When you start drafting, the style profile becomes a binding constraint applied to every generation, not a prompt instruction. The model can’t drift away from your voice across a chapter the way it does in prompt-based tools, because there’s no point in the architecture where the prompt is the only thing holding the voice in place.
This matters at scale because writing is at scale. A short story might be 5,000 words. A novel is 80,000 to 100,000. The drift in prompt-based tools that’s barely visible in a 500-word output becomes catastrophic over a 100,000-word draft. The constraint-based architecture is the only one that holds the voice from chapter one to chapter forty.

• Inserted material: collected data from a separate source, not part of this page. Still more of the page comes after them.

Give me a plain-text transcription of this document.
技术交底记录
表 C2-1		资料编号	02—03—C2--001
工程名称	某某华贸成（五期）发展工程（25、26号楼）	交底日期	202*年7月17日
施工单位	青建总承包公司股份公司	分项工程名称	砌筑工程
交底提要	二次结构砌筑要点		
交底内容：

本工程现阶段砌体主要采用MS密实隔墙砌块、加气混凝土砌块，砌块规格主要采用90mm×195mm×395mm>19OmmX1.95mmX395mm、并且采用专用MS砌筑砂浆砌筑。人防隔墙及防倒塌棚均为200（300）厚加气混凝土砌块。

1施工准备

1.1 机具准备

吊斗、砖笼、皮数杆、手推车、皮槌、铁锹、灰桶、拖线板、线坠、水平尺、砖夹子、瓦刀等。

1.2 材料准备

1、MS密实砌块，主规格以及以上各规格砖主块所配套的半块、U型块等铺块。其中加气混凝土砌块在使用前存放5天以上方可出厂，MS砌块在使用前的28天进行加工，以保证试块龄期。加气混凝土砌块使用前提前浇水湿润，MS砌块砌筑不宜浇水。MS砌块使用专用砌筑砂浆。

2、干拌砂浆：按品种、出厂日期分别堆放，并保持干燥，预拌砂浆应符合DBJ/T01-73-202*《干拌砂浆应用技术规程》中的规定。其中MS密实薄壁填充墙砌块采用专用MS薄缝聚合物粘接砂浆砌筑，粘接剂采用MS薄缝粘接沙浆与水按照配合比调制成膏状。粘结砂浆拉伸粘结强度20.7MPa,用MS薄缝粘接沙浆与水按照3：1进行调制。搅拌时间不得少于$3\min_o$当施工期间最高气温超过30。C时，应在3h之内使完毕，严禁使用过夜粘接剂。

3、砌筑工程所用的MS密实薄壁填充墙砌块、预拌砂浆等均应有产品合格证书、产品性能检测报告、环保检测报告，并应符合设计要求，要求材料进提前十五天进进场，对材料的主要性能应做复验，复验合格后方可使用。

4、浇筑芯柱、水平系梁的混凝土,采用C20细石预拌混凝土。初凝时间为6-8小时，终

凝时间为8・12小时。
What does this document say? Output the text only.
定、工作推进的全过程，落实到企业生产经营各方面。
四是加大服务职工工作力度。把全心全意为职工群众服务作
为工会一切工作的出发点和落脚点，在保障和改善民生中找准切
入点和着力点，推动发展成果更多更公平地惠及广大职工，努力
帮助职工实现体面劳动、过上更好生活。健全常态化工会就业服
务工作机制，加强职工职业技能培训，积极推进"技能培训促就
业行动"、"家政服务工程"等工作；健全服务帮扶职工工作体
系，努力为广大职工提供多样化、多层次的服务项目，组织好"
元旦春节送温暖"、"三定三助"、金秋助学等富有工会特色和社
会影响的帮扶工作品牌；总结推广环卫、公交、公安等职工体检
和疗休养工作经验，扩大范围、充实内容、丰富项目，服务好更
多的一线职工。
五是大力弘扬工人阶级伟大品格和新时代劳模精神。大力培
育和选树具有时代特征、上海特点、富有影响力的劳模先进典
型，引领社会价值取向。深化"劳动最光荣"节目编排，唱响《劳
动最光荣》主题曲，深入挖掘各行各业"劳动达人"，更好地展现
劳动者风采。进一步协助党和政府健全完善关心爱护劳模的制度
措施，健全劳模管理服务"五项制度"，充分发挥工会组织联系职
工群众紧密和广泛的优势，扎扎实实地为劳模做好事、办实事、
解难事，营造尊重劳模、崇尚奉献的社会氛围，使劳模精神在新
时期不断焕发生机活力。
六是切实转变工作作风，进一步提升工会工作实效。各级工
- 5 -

bookmoth was built around this exact distinction. The Berkeley paper is the peer-reviewed version of the architecture we’ve been working on for the last year. If you’ve been waiting for empirical evidence that the prompt-based approach can’t get there, the Berkeley study is it. If you’ve tried Sudowrite, NovelCrafter, or base Claude and felt the drift compound across a long-form project, the architecture is the answer.